Apparently, the doctrinal belief of the State House is that each life is precious until it becomes a burden and then it can be ignored or thrown away or incarcerated for slave labor. Alabama has passed more laws restricting the freedoms of its citizens  Their approach to the welfare of the citizens of this state is one of total disregard of their inherent worth and dignity.

And then we have the infamously named HB 56--in its latest incarnation as a Religious Freedom Act.  This bill was created in response to the striking down of the same sex marriage ban by federal court and the upcoming SCOTUS ruling on same sex marriage.  The proponents state this is not in any way an anti-gay legislation because it merely states that clergy and judges (the current people authorized in the state) can refuse to marry anyone for personal religious convictions and not face litigation for doing so.  They claim this is a save people from litigation bill not a codification of religious discrimination against the LGBTQ community.  Clergy have always had the right to refuse to marry any couple for any number of reasons–domestic violence, couple not of their faith tradition, and yes, doctrinal beliefs regarding what constitutes a marriage.  This bill is really aimed at giving judges the legal right to discriminate against those who do not hold their religious convictions regarding marriage.

There is a difference here– marriages performed before a judge or justice of the peace is not a religious ceremony.  It is a civil union.  Regardless of what a judge may personally believe about religious marriage ceremonies, a wedding officiated by her is not under the auspices nor  blessing of her church.
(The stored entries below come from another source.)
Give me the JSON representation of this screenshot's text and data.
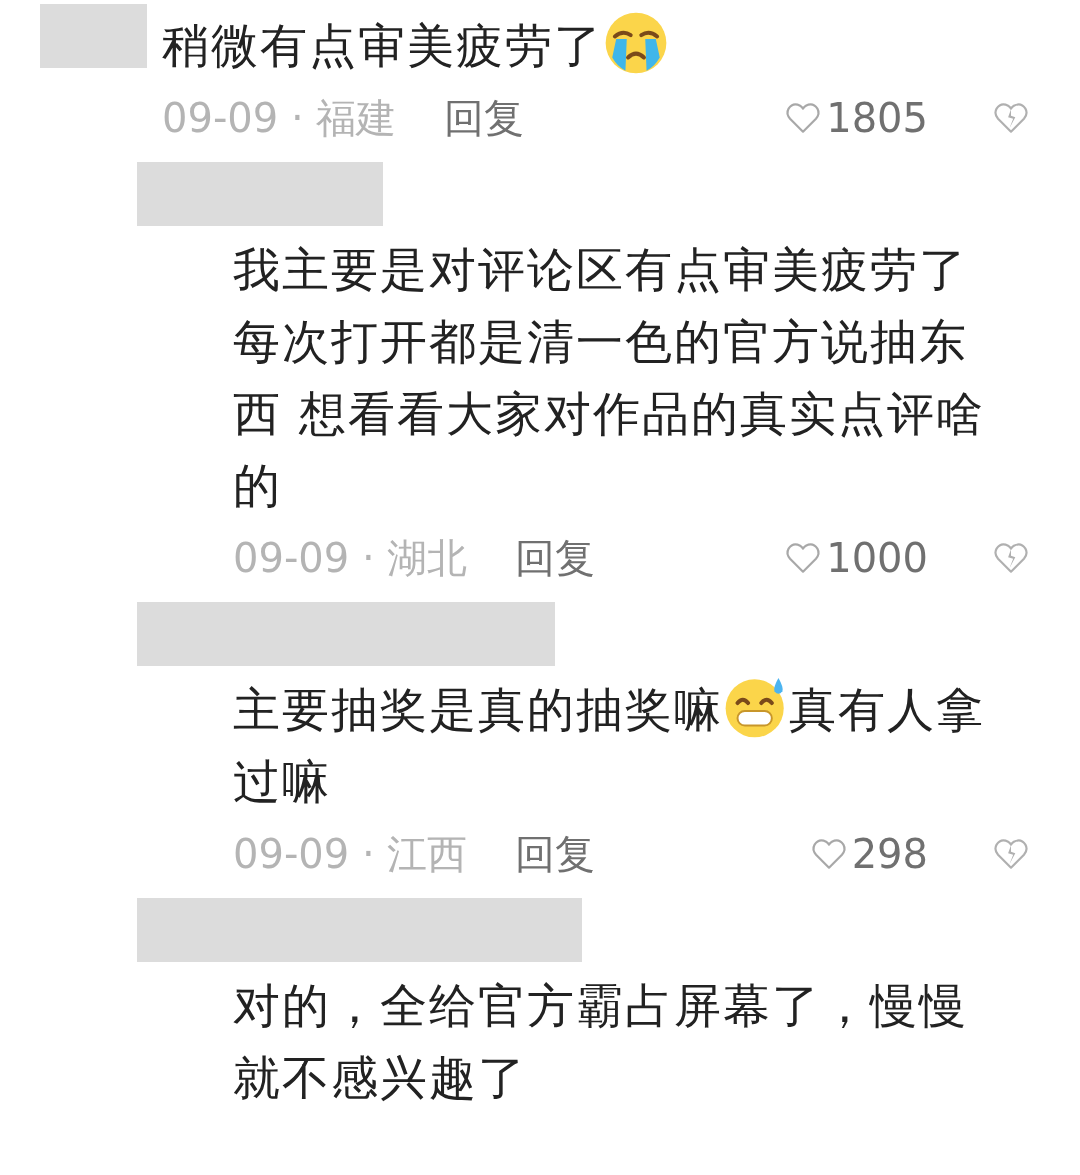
{
  "comments": [
    {
      "kind": "comment",
      "text": [
        {
          "kind": "text",
          "value": "稍微有点审美疲劳了"
        },
        {
          "kind": "crying-emoji"
        }
      ],
      "meta": "09-09 · 福建",
      "reply": "回复",
      "likes": "1805"
    },
    {
      "kind": "reply",
      "text": [
        {
          "kind": "text",
          "value": "我主要是对评论区有点审美疲劳了每次打开都是清一色的官方说抽东西 想看看大家对作品的真实点评啥的"
        }
      ],
      "meta": "09-09 · 湖北",
      "reply": "回复",
      "likes": "1000"
    },
    {
      "kind": "reply",
      "text": [
        {
          "kind": "text",
          "value": "主要抽奖是真的抽奖嘛"
        },
        {
          "kind": "sweat-grin-emoji"
        },
        {
          "kind": "text",
          "value": "真有人拿过嘛"
        }
      ],
      "meta": "09-09 · 江西",
      "reply": "回复",
      "likes": "298"
    },
    {
      "kind": "reply",
      "text": [
        {
          "kind": "text",
          "value": "对的，全给官方霸占屏幕了，慢慢就不感兴趣了"
        }
      ]
    }
  ]
}
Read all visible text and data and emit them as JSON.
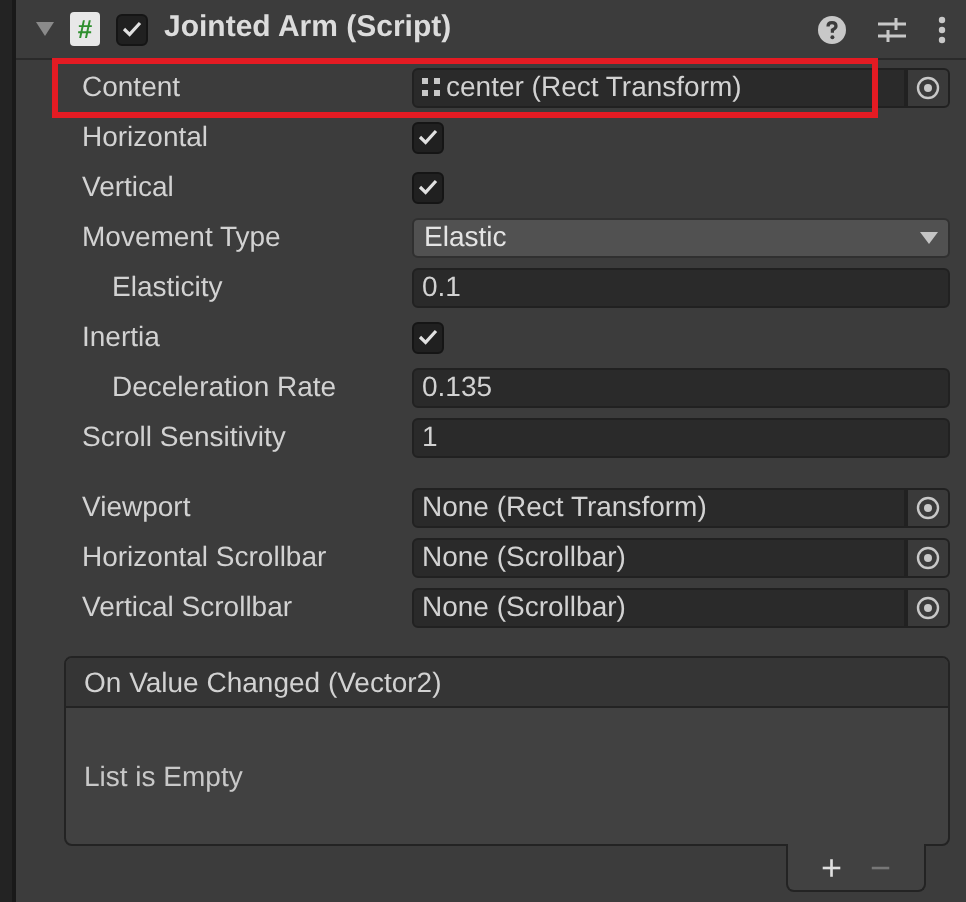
{
  "component": {
    "title": "Jointed Arm (Script)",
    "expanded": true,
    "enabled": true,
    "script_icon": "#"
  },
  "fields": [
    {
      "kind": "object",
      "label": "Content",
      "value": "center (Rect Transform)",
      "highlighted": true,
      "prefix_icon": true
    },
    {
      "kind": "toggle",
      "label": "Horizontal",
      "checked": true
    },
    {
      "kind": "toggle",
      "label": "Vertical",
      "checked": true
    },
    {
      "kind": "dropdown",
      "label": "Movement Type",
      "value": "Elastic",
      "children": [
        {
          "kind": "number",
          "label": "Elasticity",
          "value": "0.1"
        }
      ]
    },
    {
      "kind": "toggle",
      "label": "Inertia",
      "checked": true,
      "children": [
        {
          "kind": "number",
          "label": "Deceleration Rate",
          "value": "0.135"
        }
      ]
    },
    {
      "kind": "number",
      "label": "Scroll Sensitivity",
      "value": "1"
    },
    {
      "kind": "spacer"
    },
    {
      "kind": "object",
      "label": "Viewport",
      "value": "None (Rect Transform)",
      "highlighted": false,
      "prefix_icon": false
    },
    {
      "kind": "object",
      "label": "Horizontal Scrollbar",
      "value": "None (Scrollbar)",
      "highlighted": false,
      "prefix_icon": false
    },
    {
      "kind": "object",
      "label": "Vertical Scrollbar",
      "value": "None (Scrollbar)",
      "highlighted": false,
      "prefix_icon": false
    }
  ],
  "event": {
    "title": "On Value Changed (Vector2)",
    "empty_text": "List is Empty",
    "add_label": "+",
    "remove_label": "−",
    "remove_disabled": true
  }
}
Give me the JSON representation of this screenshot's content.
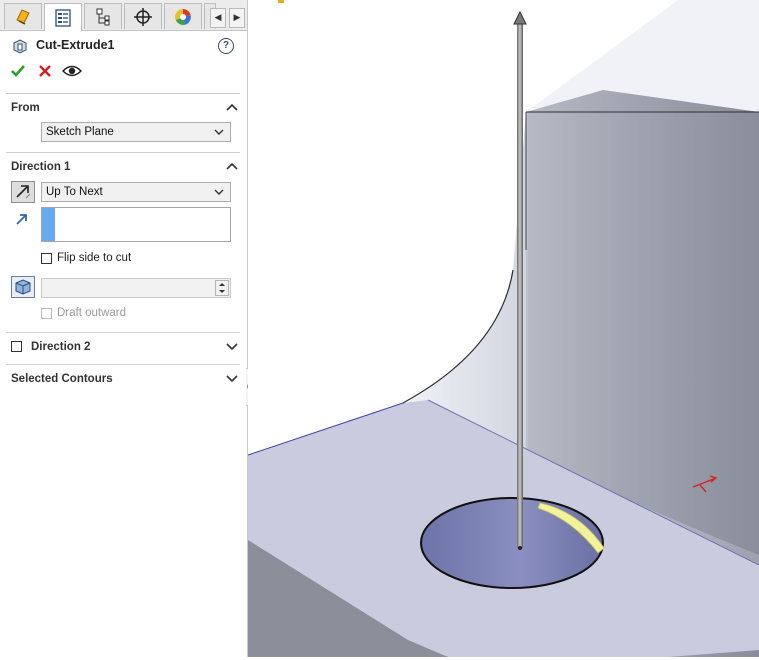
{
  "tabs": [
    {
      "name": "FeatureManager",
      "icon": "feature-tree-icon"
    },
    {
      "name": "PropertyManager",
      "icon": "property-manager-icon"
    },
    {
      "name": "ConfigurationManager",
      "icon": "configuration-icon"
    },
    {
      "name": "DimXpertManager",
      "icon": "crosshair-icon"
    },
    {
      "name": "DisplayManager",
      "icon": "display-manager-icon"
    }
  ],
  "feature": {
    "title": "Cut-Extrude1",
    "help_label": "?"
  },
  "from": {
    "header": "From",
    "option": "Sketch Plane"
  },
  "direction1": {
    "header": "Direction 1",
    "end_condition": "Up To Next",
    "flip_label": "Flip side to cut",
    "draft_value": "",
    "draft_outward_label": "Draft outward"
  },
  "direction2": {
    "header": "Direction 2"
  },
  "selected_contours": {
    "header": "Selected Contours"
  },
  "colors": {
    "accent": "#66aaf0",
    "ok": "#2a9d2a",
    "cancel": "#d02020",
    "trim_edge": "#f2f29a"
  }
}
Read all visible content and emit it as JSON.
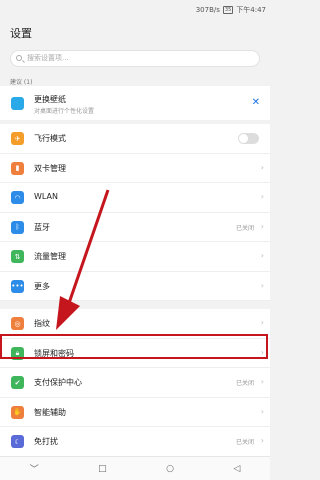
{
  "status": {
    "speed": "307B/s",
    "battery": "35",
    "time": "下午4:47"
  },
  "page": {
    "title": "设置"
  },
  "search": {
    "placeholder": "搜索设置项..."
  },
  "suggestion": {
    "header": "建议 (1)",
    "title": "更换壁纸",
    "subtitle": "对桌面进行个性化设置"
  },
  "rows": [
    {
      "label": "飞行模式",
      "color": "#f59d2a",
      "icon": "airplane-icon"
    },
    {
      "label": "双卡管理",
      "color": "#ef7f3c",
      "icon": "sim-icon"
    },
    {
      "label": "WLAN",
      "color": "#2c8ce8",
      "icon": "wifi-icon"
    },
    {
      "label": "蓝牙",
      "value": "已关闭",
      "color": "#2c8ce8",
      "icon": "bluetooth-icon"
    },
    {
      "label": "流量管理",
      "color": "#3fb65b",
      "icon": "data-icon"
    },
    {
      "label": "更多",
      "color": "#2c8ce8",
      "icon": "more-icon"
    },
    {
      "label": "指纹",
      "color": "#ef7f3c",
      "icon": "fingerprint-icon"
    },
    {
      "label": "锁屏和密码",
      "color": "#3fb65b",
      "icon": "lock-icon"
    },
    {
      "label": "支付保护中心",
      "value": "已关闭",
      "color": "#3fb65b",
      "icon": "shield-icon"
    },
    {
      "label": "智能辅助",
      "color": "#ef7f3c",
      "icon": "hand-icon"
    },
    {
      "label": "免打扰",
      "value": "已关闭",
      "color": "#5a6bd8",
      "icon": "moon-icon"
    }
  ]
}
It is not a religious ceremony.  It is merely a legal recognition by the state and federal government of a contract between two people. In the eyes of the Southern Baptist and Roman Catholic god, the same sex couple married by the state is not married. In the eyes of the Presbyterian (USA), United Church of Christ, American Baptist god, the same sex couple is married.

So what is this law really about?  It is about a subset of Christianity imposing their doctrinal belief of marriage onto the citizens of the state. It is declaring their doctrinal belief as supreme trumping all others.  Judges have taken an oath to uphold the laws of the state and federal government and regardless if their personal religious convictions place them at odds with those laws be it officiating a same sex marriage or enforcing the death penalty, they are required to do so. They do not have the right to impose their religious doctrine onto the people as an act of shaming and discrimination.

But this is Alabama– where theocracy is well rooted into the archaic 1901 state constitution.